The waste packaged into the polypropylene containers goes to the plasma shaft furnace heated up to 1400° C. through the loading unit until the shaft is filled. Then the oxidizer (blast air) goes to the shaft through the top and down air supply units. The waste level in the shaft is constant. At the same time, the fuel jet turns on and compressed air goes to the center of shaft. There is a waste burning in the furnace. By gravity, the coke and inorganic part of waste goes to the burning and melting zone located in the homogenizing chamber. The obtained melt exits the furnace through the lower or upper drain hole if needed. The melt flows down through the vertical drain channels into containers. The produced pyrogas exits through the sloped off-gas channel and comes to the afterburning chamber. There is an afterburning of combustible components under the temperature 1000° C., and then gases come to the water cooling system (water evaporator) for cooling from 1000° C. to 300° C. Water is supplied by pneumatic jets. Afterwards, cooled gas goes to the bag filter and then to the heat exchanger for cooling to 250-280° C., and further it goes to the scrubber for acid gas absorption.

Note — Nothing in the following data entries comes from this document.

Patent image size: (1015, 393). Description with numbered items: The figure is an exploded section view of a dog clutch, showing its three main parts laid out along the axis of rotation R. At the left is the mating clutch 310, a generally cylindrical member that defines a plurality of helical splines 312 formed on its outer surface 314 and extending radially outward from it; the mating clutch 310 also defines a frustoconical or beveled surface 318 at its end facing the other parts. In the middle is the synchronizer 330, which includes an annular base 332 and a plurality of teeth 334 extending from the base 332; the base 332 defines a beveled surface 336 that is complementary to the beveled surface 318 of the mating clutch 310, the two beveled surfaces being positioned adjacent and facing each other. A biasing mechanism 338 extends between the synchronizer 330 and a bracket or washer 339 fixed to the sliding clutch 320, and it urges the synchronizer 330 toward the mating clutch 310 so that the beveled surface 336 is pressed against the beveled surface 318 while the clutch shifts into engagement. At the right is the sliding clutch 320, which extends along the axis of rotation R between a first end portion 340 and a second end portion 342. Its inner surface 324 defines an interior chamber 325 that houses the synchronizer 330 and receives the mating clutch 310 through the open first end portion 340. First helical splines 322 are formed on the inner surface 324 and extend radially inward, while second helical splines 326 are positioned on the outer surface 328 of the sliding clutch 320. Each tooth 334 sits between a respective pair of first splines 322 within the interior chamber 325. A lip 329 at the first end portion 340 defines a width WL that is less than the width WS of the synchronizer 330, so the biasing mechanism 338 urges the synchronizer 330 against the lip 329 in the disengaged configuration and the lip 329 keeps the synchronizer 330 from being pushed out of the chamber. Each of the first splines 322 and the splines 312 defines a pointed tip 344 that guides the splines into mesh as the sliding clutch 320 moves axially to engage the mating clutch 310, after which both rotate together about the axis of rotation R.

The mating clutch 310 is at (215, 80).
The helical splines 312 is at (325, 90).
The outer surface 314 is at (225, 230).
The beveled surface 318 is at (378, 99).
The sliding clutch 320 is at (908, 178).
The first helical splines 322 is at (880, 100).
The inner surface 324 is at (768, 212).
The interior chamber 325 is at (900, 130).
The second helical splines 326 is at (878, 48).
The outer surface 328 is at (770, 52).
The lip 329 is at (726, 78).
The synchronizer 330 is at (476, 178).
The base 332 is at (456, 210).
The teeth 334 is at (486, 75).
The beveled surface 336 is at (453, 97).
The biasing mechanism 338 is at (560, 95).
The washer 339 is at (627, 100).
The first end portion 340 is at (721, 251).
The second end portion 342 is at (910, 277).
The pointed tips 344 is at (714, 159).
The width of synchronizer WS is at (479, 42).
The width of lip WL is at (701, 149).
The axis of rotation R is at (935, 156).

Disadvantages of this method are:                the loading system low productivity provided by back-and-forth waste supply system design, and low hermiticity of loading unit;        high amount of fume gases because of fuel burners use and waste burning in the intensive oxidizer supply conditions in the shaft;        the impossibility of liquid radioactive waste treatment by this method;        insufficient degree of off-gas cleaning from radionuclide and aerosols;        the low chemical stability of taken slug in result of free carbon high content in the slug and low homogenization;        plant work unreliability because:                    the gas collecting system design can be a reason of gas flue blocking by SRW parts, and hence, pressure increasing in the furnace;            full shaft height is not used, and there is a radionuclides carry-over possibility;            polypropylene containers use, that can be a reason of the waste moving stoppage in the shaft in result of melting and hanging of polymer package;            low maintainability of the most high-heat elements.                        
The task of the original invention is the elimination of defects described above, with a high safety degree ensuring the provision of a liquid combustible radioactive waste treatment, and an increasing economic effect of radioactive waste treatment.